Mike Trout’s cleats, the Trout 4, is Nike’s “most complete data-informed cleat to date.” Thanks to 3-D printing and computational design, the Trout 4 has “a new plate structure that is directly mapped to Trout’s performance data for stability, flexibility, and explosiveness.”
It is not a football cleat, but it certainly has the look, and Nike points to a football cleat, the 2013 Nike Vapor Laser Talon, for the “genesis” of the Trout 4. Like the Talon, and later the Nike Zoom Superfly Flyknit track and field spike, the Trout 4 designers and engineers used 3-D printing and computational design to “dictate stiffness and other performance structures at a level of precision we couldn’t do before,” says Roger Chen, Sr Director, NXT Digital Innovation – Advanced Design at Nike.
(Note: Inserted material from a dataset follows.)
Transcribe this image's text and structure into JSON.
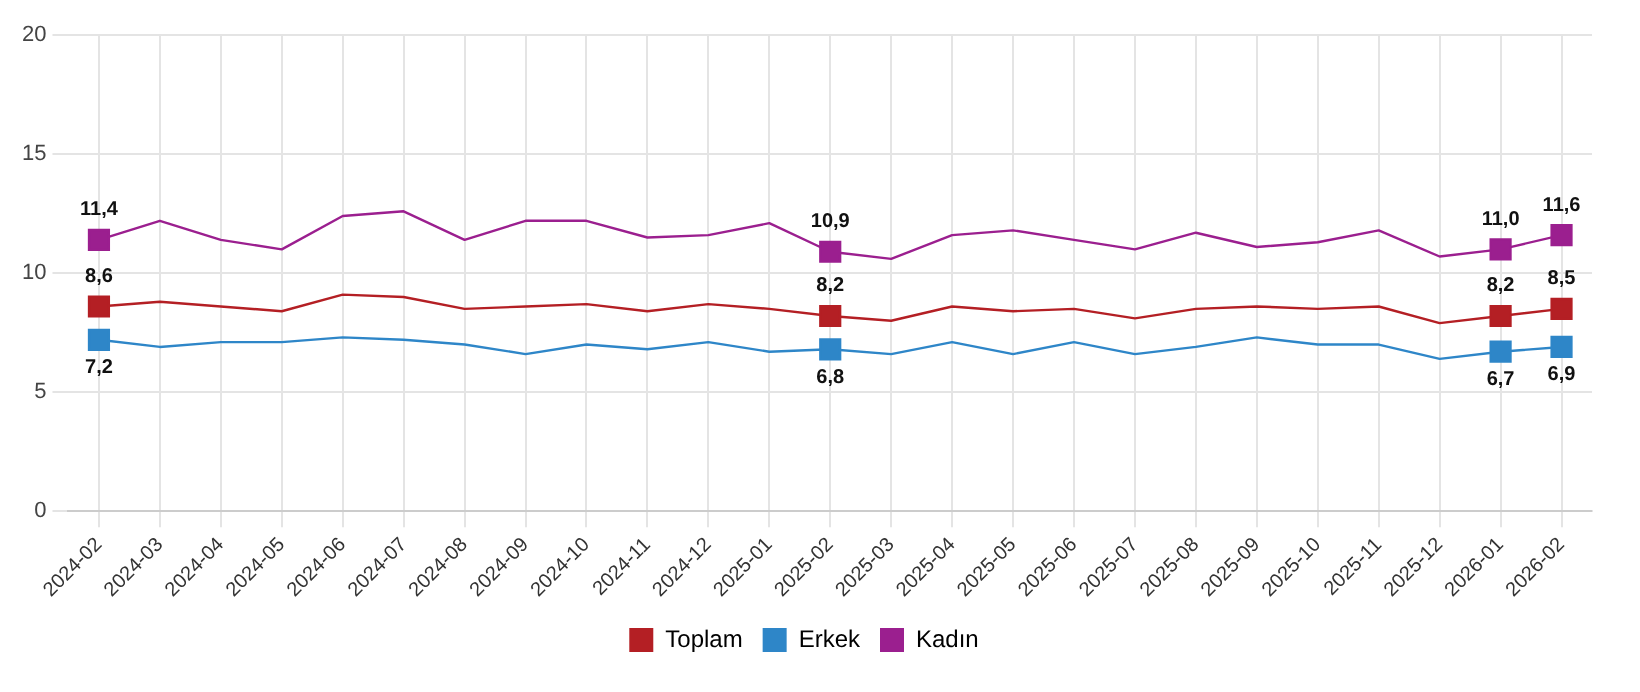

“Though very different from baseball, what we learned from each of the other sports directly influenced how we built Trout’s latest cleat,” says Chen. “Specifically, the new cellular language that we created for the track and field plates had the benefits of additional stiffness, but were also lightweight and could be tuned for desired performance.”
A football look with a sprinter’s feel. It also includes hexagonal Zoom Air units placed over pressure points to distribute pressure and provide comfort. That sounds nice.